Nous croyions tous halluciner en entendant hier, 8 janvier, le président élu des États-Unis insinuer une invasion militaire du Canada et du Groenland. En guise d’analyse, tout ce que j’ai lu et entendu dans la presse du jour se résumait à théoriser que Trump était un “cowboy joueur de poker”, sans creuser à quoi on jouait vraiment. Plutôt maigre. Dire que Trump est un psychopathe n’a plus rien d’un scoop, même si The Guardian semble n’avoir plus que ça à dire. Bref, la question m’a suffisamment taraudé pour dénicher en vitesse quelques éléments d’explication à la portée d’un géographe. Je ne m’attarderai pas sur les questions de taxes douanières. Je le complèterai peut-être au fur et à mesure.
Catastrophe et joie des opportunistes
Avant toute chose, considérons l’ironie du contexte. La banquise arctique fond rapidement en raison du changement climatique anthropogène, dont les USA ont été premier responsable jusqu’au milieu des années 2000, si l’on compare par pays. À l’échelle des individus, il faut pondérer. Les résidants de la côte ouest du Golfe persique et les Canadiens (oui), précèdent les Américains en termes de responsabilité individuelle, eux-mêmes suivis de près par les Australiens et par les Russes. Pour ce que valent de telles comparaisons dans une économie globalisée, où les biens dont la production génère des émissions de CO2 en Asie sont surtout consommés en Occident.

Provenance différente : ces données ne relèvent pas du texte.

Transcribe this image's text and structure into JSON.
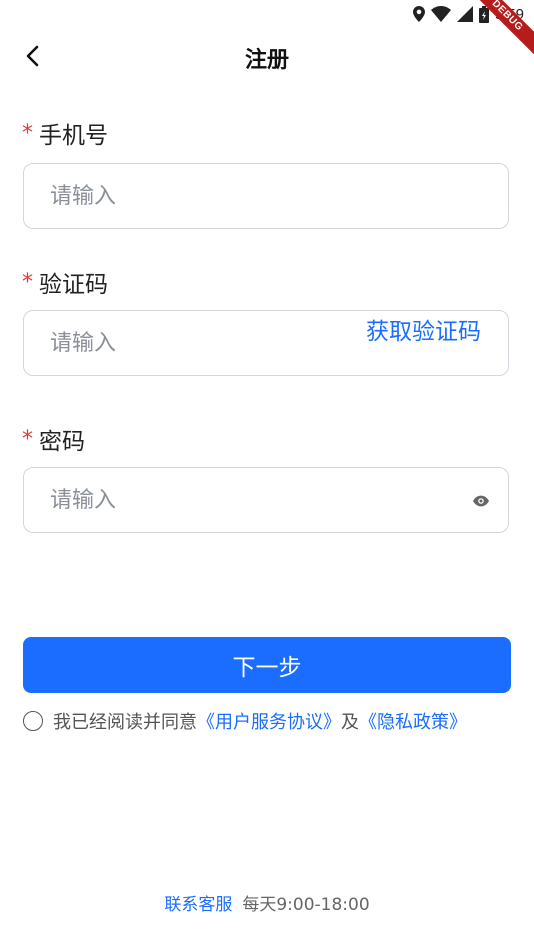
{
  "status_bar": {
    "time": "9:59",
    "debug_label": "DEBUG"
  },
  "header": {
    "title": "注册"
  },
  "form": {
    "phone": {
      "required_mark": "*",
      "label": "手机号",
      "placeholder": "请输入",
      "value": ""
    },
    "code": {
      "required_mark": "*",
      "label": "验证码",
      "placeholder": "请输入",
      "value": "",
      "get_code_label": "获取验证码"
    },
    "password": {
      "required_mark": "*",
      "label": "密码",
      "placeholder": "请输入",
      "value": ""
    }
  },
  "actions": {
    "next_label": "下一步"
  },
  "agreement": {
    "prefix": "我已经阅读并同意",
    "user_agreement": "《用户服务协议》",
    "and": "及",
    "privacy_policy": "《隐私政策》"
  },
  "footer": {
    "contact_label": "联系客服",
    "hours": "每天9:00-18:00"
  },
  "colors": {
    "accent": "#1a6dff",
    "required": "#e53935",
    "border": "#d3d6dc"
  }
}
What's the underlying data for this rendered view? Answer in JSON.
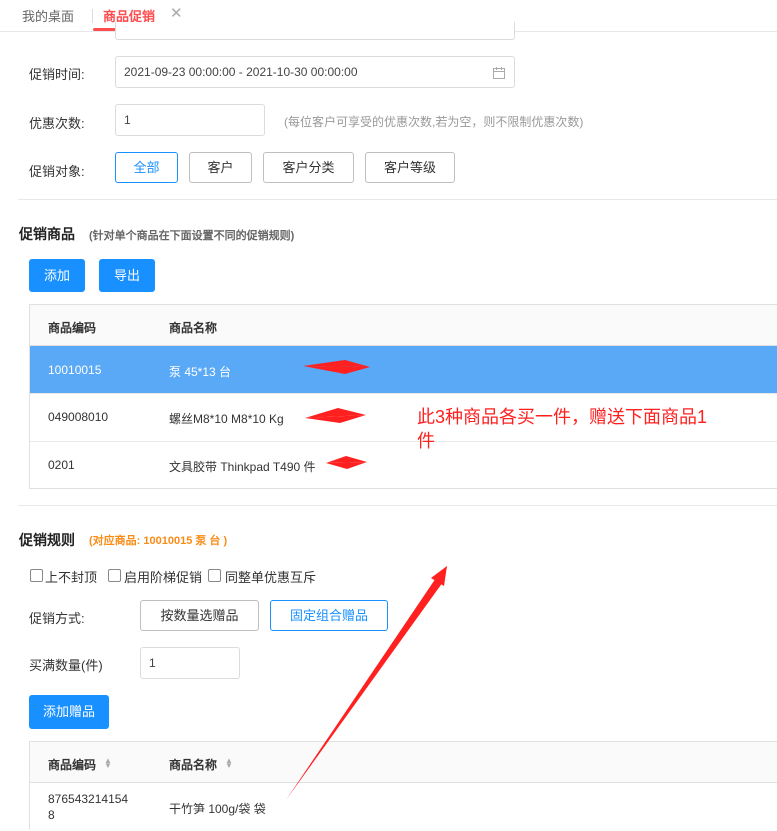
{
  "tabs": {
    "desk": "我的桌面",
    "promo": "商品促销",
    "close": "✕"
  },
  "form": {
    "time_label": "促销时间:",
    "time_value": "2021-09-23 00:00:00 - 2021-10-30 00:00:00",
    "count_label": "优惠次数:",
    "count_value": "1",
    "count_hint": "(每位客户可享受的优惠次数,若为空，则不限制优惠次数)",
    "target_label": "促销对象:",
    "targets": [
      "全部",
      "客户",
      "客户分类",
      "客户等级"
    ]
  },
  "goods": {
    "title": "促销商品",
    "subtitle": "(针对单个商品在下面设置不同的促销规则)",
    "add_label": "添加",
    "export_label": "导出",
    "col_code": "商品编码",
    "col_name": "商品名称",
    "rows": [
      {
        "code": "10010015",
        "name": "泵 45*13 台"
      },
      {
        "code": "049008010",
        "name": "螺丝M8*10 M8*10 Kg"
      },
      {
        "code": "0201",
        "name": "文具胶带 Thinkpad T490 件"
      }
    ]
  },
  "annotation": {
    "line1": "此3种商品各买一件，赠送下面商品1",
    "line2": "件"
  },
  "rules": {
    "title": "促销规则",
    "subtitle": "(对应商品: 10010015 泵 台 )",
    "options": [
      "上不封顶",
      "启用阶梯促销",
      "同整单优惠互斥"
    ],
    "method_label": "促销方式:",
    "method_qty": "按数量选赠品",
    "method_fixed": "固定组合赠品",
    "min_qty_label": "买满数量(件)",
    "min_qty_value": "1",
    "add_gift_label": "添加赠品",
    "col_code": "商品编码",
    "col_name": "商品名称",
    "gift_rows": [
      {
        "code_line1": "876543214154",
        "code_line2": "8",
        "name": "干竹笋 100g/袋 袋"
      }
    ]
  },
  "colors": {
    "accent": "#1890ff",
    "tab_active": "#ff4d4f",
    "annotation": "#ff2020",
    "sub_orange": "#fa8c16"
  }
}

En raison de la catastrophe qui nous concerne tous, et que les trumpistes refusent d’éviter, de nouveaux passages maritimes et de nouveaux accès à des ressources naturelles s’ouvrent, et suscitent les convoitises. Depuis l’éon archéen, la vie crée les conditions de son existence en transformant l’atmosphère terrestre. La névrose d’une espèce vivante s’applique désormais à détruire le résultat de cet effort.
Routes maritimes
Mais tournons-nous au vers le spécimen de notre espèce dont il est question ici. Un premier enjeu, pour le belliqueux Trump, serait de mettre de la pression avant de renégocier la législation autour des routes maritimes du passage Nord-Ouest avec le Canada. En effet:
“La fonte des glaces [liée au changement climatique], facilite progressivement la navigation dans l’océan Arctique. Si la route sibérienne, dite passage du Nord-Est, est déjà en partie exploitée, il n’en est pas de même de la route canadienne, dite passage du Nord-Ouest. […] Le régime juridique des espaces maritimes qui le composent – et donc de la navigation dans ces eaux – fait l’objet d’incertitudes, notamment entre le Canada et les États-Unis. […] Le Canada estime disposer du droit d’autoriser l’accès à ses eaux intérieures et de subordonner celui-ci à certaines conditions. Mais un certain nombre d’Etats (pays européens, Chine, États-Unis, etc.) soutiennent que ce passage aurait en fait le statut de détroit servant à la navigation internationale. […] Les États-Unis ont toujours marqué une opposition profonde aux revendications de souveraineté sur les passages maritimes stratégiques…” (CESM, 25 avril 2024)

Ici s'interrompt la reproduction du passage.